GLOBAL - Milk prices are unlikely to recover before the second half of 2015 as major exporters continue to crank out milk and the market waits on China.
This is according to DairyCo analysts foreseeing no let-up in northern hemisphere production any time soon.
Expansion of US and EU herds were reasons given, although DairyCo said margin pressure could lead to an eventual production drop.
DairyCo highlighted that there is more milk this year than last.
“Arla announced a cut to its member’s milk price for December,” said DairyCo. “This latest cut is likely to lead to questions over when the current round of price cuts may end.”
Key exporters produced nearly 8 billion litres more in January to September 2014 than they did over the same period in 2013, says data from Eurostat, DCANZ and the US Department of Agriculture.
Change has been the biggest in New Zealand, up 12 per cent, with EU up five per cent and the US up again on last year’s modest gains, two per cent higher.
Further pressure comes from Russian sanctions.
And, despite Russia expecting lower production, imports are to stay static, says the USDA.

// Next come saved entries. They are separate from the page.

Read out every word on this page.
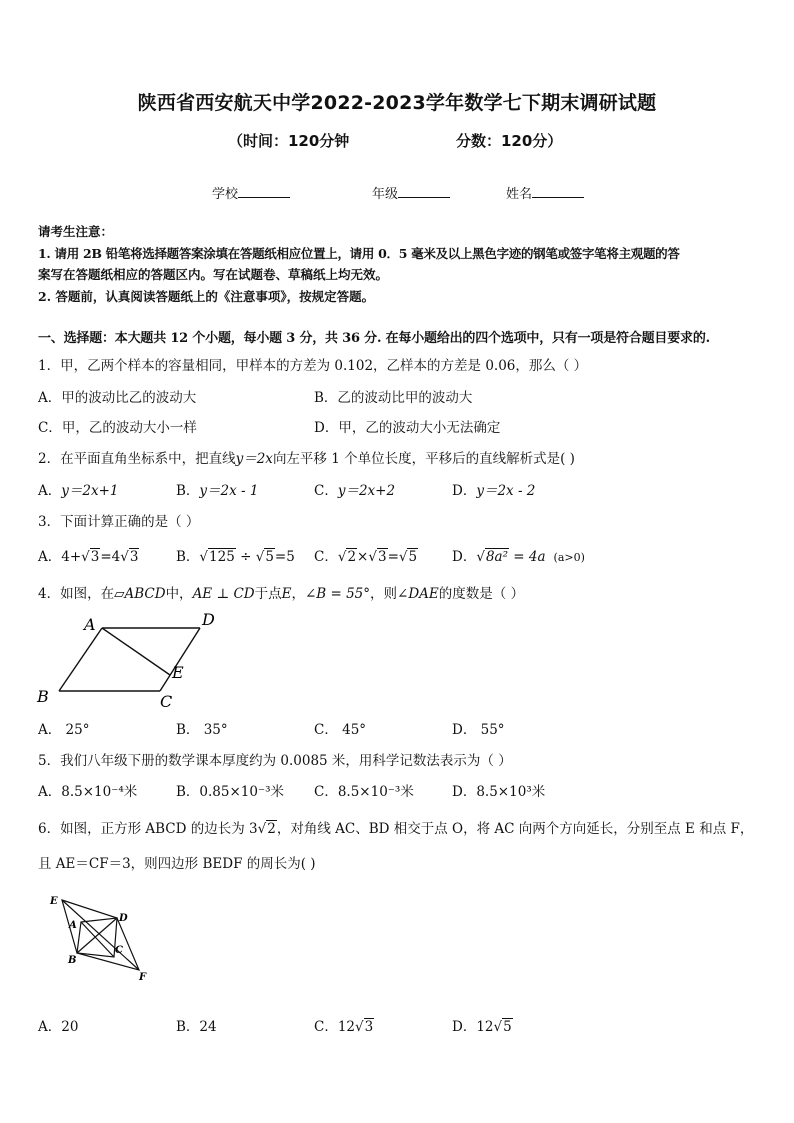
陕西省西安航天中学2022-2023学年数学七下期末调研试题
（时间：120分钟	分数：120分）
学校	年级	姓名
请考生注意：
1. 请用 2B 铅笔将选择题答案涂填在答题纸相应位置上，请用 0．5 毫米及以上黑色字迹的钢笔或签字笔将主观题的答
案写在答题纸相应的答题区内。写在试题卷、草稿纸上均无效。
2. 答题前，认真阅读答题纸上的《注意事项》，按规定答题。
一、选择题：本大题共 12 个小题，每小题 3 分，共 36 分. 在每小题给出的四个选项中，只有一项是符合题目要求的.
1．甲，乙两个样本的容量相同，甲样本的方差为 0.102，乙样本的方差是 0.06，那么（ ）
A．甲的波动比乙的波动大	B．乙的波动比甲的波动大
C．甲，乙的波动大小一样	D．甲，乙的波动大小无法确定
2．在平面直角坐标系中，把直线y＝2x向左平移 1 个单位长度，平移后的直线解析式是( )
A．y＝2x+1	B．y＝2x - 1	C．y＝2x+2	D．y＝2x - 2
3．下面计算正确的是（ ）
A．4+√3=4√3	B．√125 ÷ √5=5 C．√2×√3=√5	D．√8a² = 4a (a>0)
4．如图，在▱ABCD中，AE ⊥ CD于点E，∠B = 55°，则∠DAE的度数是（ ）
A	D
E
B	C
A． 25°	B． 35°	C． 45°	D． 55°
5．我们八年级下册的数学课本厚度约为 0.0085 米，用科学记数法表示为（ ）
A．8.5×10⁻⁴米	B．0.85×10⁻³米 C．8.5×10⁻³米	D．8.5×10³米
6．如图，正方形 ABCD 的边长为 3√2，对角线 AC、BD 相交于点 O，将 AC 向两个方向延长，分别至点 E 和点 F，
且 AE＝CF＝3，则四边形 BEDF 的周长为( )
E
A
D
C
B
F
A．20	B．24	C．12√3	D．12√5
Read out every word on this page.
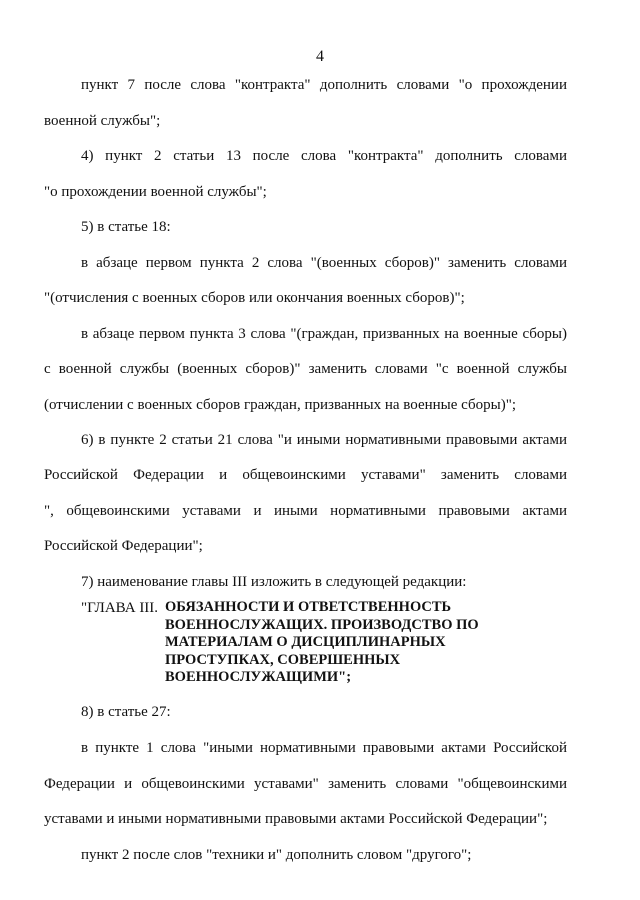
4
пункт 7 после слова "контракта" дополнить словами "о прохождении
военной службы";
4) пункт 2 статьи 13 после слова "контракта" дополнить словами
"о прохождении военной службы";
5) в статье 18:
в абзаце первом пункта 2 слова "(военных сборов)" заменить словами
"(отчисления с военных сборов или окончания военных сборов)";
в абзаце первом пункта 3 слова "(граждан, призванных на военные сборы)
с военной службы (военных сборов)" заменить словами "с военной службы
(отчислении с военных сборов граждан, призванных на военные сборы)";
6) в пункте 2 статьи 21 слова "и иными нормативными правовыми актами
Российской Федерации и общевоинскими уставами" заменить словами
", общевоинскими уставами и иными нормативными правовыми актами
Российской Федерации";
7) наименование главы III изложить в следующей редакции:
"ГЛАВА III. ОБЯЗАННОСТИ И ОТВЕТСТВЕННОСТЬ
ВОЕННОСЛУЖАЩИХ. ПРОИЗВОДСТВО ПО
МАТЕРИАЛАМ О ДИСЦИПЛИНАРНЫХ
ПРОСТУПКАХ, СОВЕРШЕННЫХ
ВОЕННОСЛУЖАЩИМИ";
8) в статье 27:
в пункте 1 слова "иными нормативными правовыми актами Российской
Федерации и общевоинскими уставами" заменить словами "общевоинскими
уставами и иными нормативными правовыми актами Российской Федерации";
пункт 2 после слов "техники и" дополнить словом "другого";
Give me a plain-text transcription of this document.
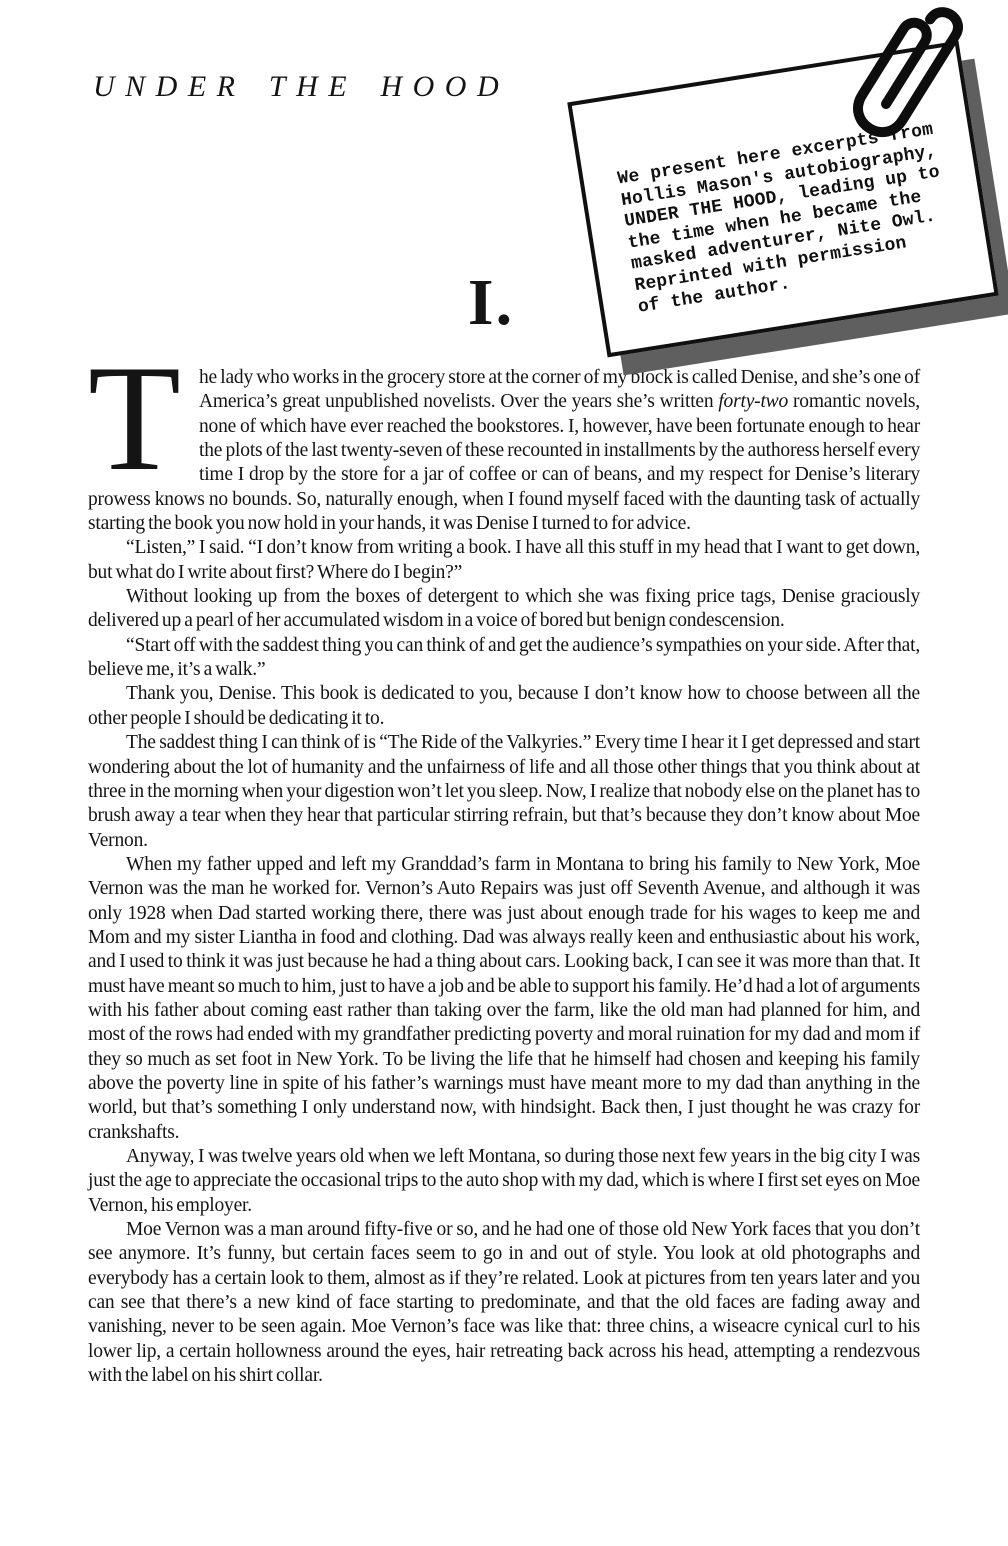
UNDER THE HOOD
We present here excerpts from
Hollis Mason's autobiography,
UNDER THE HOOD, leading up to
the time when he became the
masked adventurer, Nite Owl.
Reprinted with permission
of the author.
I.

The lady who works in the grocery store at the corner of my block is called Denise, and she’s one of America’s great unpublished novelists. Over the years she’s written forty-two romantic novels, none of which have ever reached the bookstores. I, however, have been fortunate enough to hear the plots of the last twenty-seven of these recounted in installments by the authoress herself every time I drop by the store for a jar of coffee or can of beans, and my respect for Denise’s literary prowess knows no bounds. So, naturally enough, when I found myself faced with the daunting task of actually starting the book you now hold in your hands, it was Denise I turned to for advice.

“Listen,” I said. “I don’t know from writing a book. I have all this stuff in my head that I want to get down, but what do I write about first? Where do I begin?”

Without looking up from the boxes of detergent to which she was fixing price tags, Denise graciously delivered up a pearl of her accumulated wisdom in a voice of bored but benign condescension.

“Start off with the saddest thing you can think of and get the audience’s sympathies on your side. After that, believe me, it’s a walk.”

Thank you, Denise. This book is dedicated to you, because I don’t know how to choose between all the other people I should be dedicating it to.

The saddest thing I can think of is “The Ride of the Valkyries.” Every time I hear it I get depressed and start wondering about the lot of humanity and the unfairness of life and all those other things that you think about at three in the morning when your digestion won’t let you sleep. Now, I realize that nobody else on the planet has to brush away a tear when they hear that particular stirring refrain, but that’s because they don’t know about Moe Vernon.

When my father upped and left my Granddad’s farm in Montana to bring his family to New York, Moe Vernon was the man he worked for. Vernon’s Auto Repairs was just off Seventh Avenue, and although it was only 1928 when Dad started working there, there was just about enough trade for his wages to keep me and Mom and my sister Liantha in food and clothing. Dad was always really keen and enthusiastic about his work, and I used to think it was just because he had a thing about cars. Looking back, I can see it was more than that. It must have meant so much to him, just to have a job and be able to support his family. He’d had a lot of arguments with his father about coming east rather than taking over the farm, like the old man had planned for him, and most of the rows had ended with my grandfather predicting poverty and moral ruination for my dad and mom if they so much as set foot in New York. To be living the life that he himself had chosen and keeping his family above the poverty line in spite of his father’s warnings must have meant more to my dad than anything in the world, but that’s something I only understand now, with hindsight. Back then, I just thought he was crazy for crankshafts.

Anyway, I was twelve years old when we left Montana, so during those next few years in the big city I was just the age to appreciate the occasional trips to the auto shop with my dad, which is where I first set eyes on Moe Vernon, his employer.

Moe Vernon was a man around fifty-five or so, and he had one of those old New York faces that you don’t see anymore. It’s funny, but certain faces seem to go in and out of style. You look at old photographs and everybody has a certain look to them, almost as if they’re related. Look at pictures from ten years later and you can see that there’s a new kind of face starting to predominate, and that the old faces are fading away and vanishing, never to be seen again. Moe Vernon’s face was like that: three chins, a wiseacre cynical curl to his lower lip, a certain hollowness around the eyes, hair retreating back across his head, attempting a rendezvous with the label on his shirt collar.
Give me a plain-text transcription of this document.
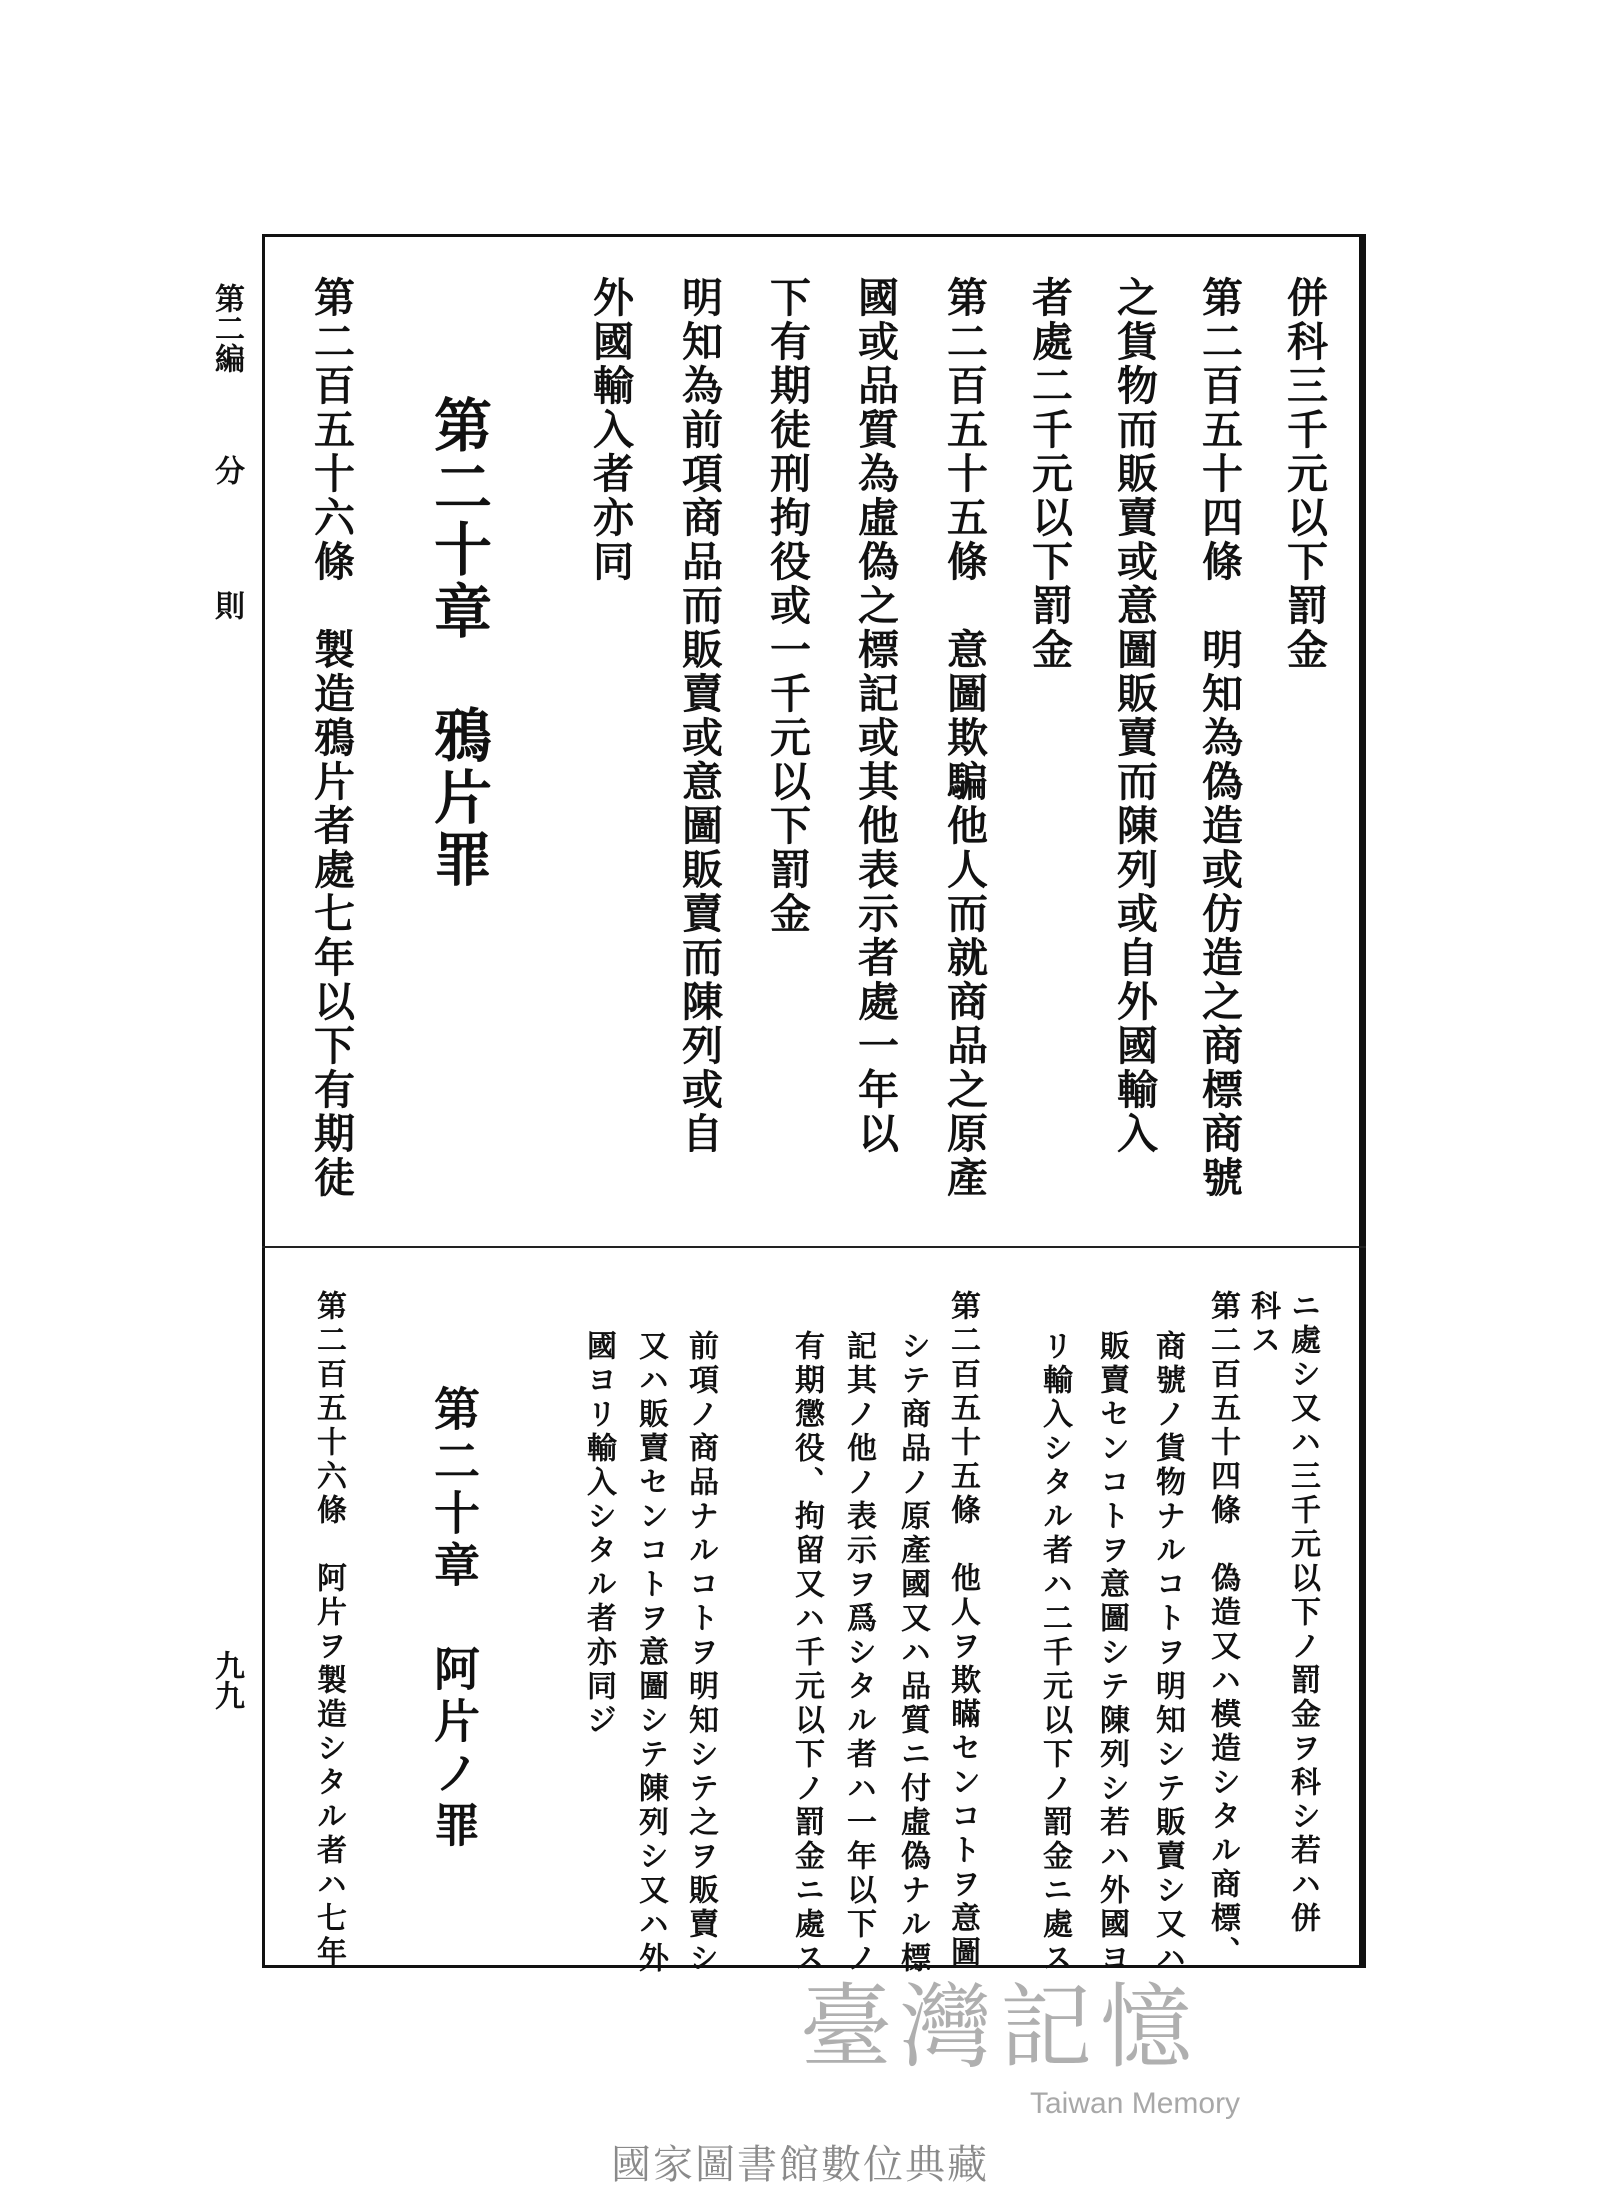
第二編
分
則
九九
併科三千元以下罰金
第二百五十四條　明知為偽造或仿造之商標商號
之貨物而販賣或意圖販賣而陳列或自外國輸入
者處二千元以下罰金
第二百五十五條　意圖欺騙他人而就商品之原產
國或品質為虛偽之標記或其他表示者處一年以
下有期徒刑拘役或一千元以下罰金
明知為前項商品而販賣或意圖販賣而陳列或自
外國輸入者亦同
第二十章　鴉片罪
第二百五十六條　製造鴉片者處七年以下有期徒
ニ處シ又ハ三千元以下ノ罰金ヲ科シ若ハ併
科ス
第二百五十四條　偽造又ハ模造シタル商標、
商號ノ貨物ナルコトヲ明知シテ販賣シ又ハ
販賣センコトヲ意圖シテ陳列シ若ハ外國ヨ
リ輸入シタル者ハ二千元以下ノ罰金ニ處ス
第二百五十五條　他人ヲ欺瞞センコトヲ意圖
シテ商品ノ原產國又ハ品質ニ付虛偽ナル標
記其ノ他ノ表示ヲ爲シタル者ハ一年以下ノ
有期懲役、拘留又ハ千元以下ノ罰金ニ處ス
前項ノ商品ナルコトヲ明知シテ之ヲ販賣シ
又ハ販賣センコトヲ意圖シテ陳列シ又ハ外
國ヨリ輸入シタル者亦同ジ
第二十章　阿片ノ罪
第二百五十六條　阿片ヲ製造シタル者ハ七年
臺灣記憶
Taiwan Memory
國家圖書館數位典藏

Belarus will cater for liquid milk needs as a pressurised domestic supply will see processors profiteer from a gap, making room for value-added products.
The volatility of the market was shown by a recent global dairy report which calculated a 27 per cent price increase for last year.
Many dairies enjoyed improved profitability for 2013 as production costs fell by 70 cents, said the International Farm Comparison Network.
Globally, average cost level fell to $46.5/100 kilos ECM (energy corrected milk formula).
In its Dairy Report 2014, it offered a bright outlook for the future.
“Demand will continue to grow due to market recoveries and possibly will not be satisfied by milk supply,” said the IFCN.
“World dairy stocks are reducing and milk and feed prices will be kept at relatively high levels.”
Summarising China’s effect on the market DairyCo added: “The return of the Chinese to the markets is viewed by many dairy analysts as critical to when dairy commodity markets start to stabilise, but when this is likely to happen remains uncertain.”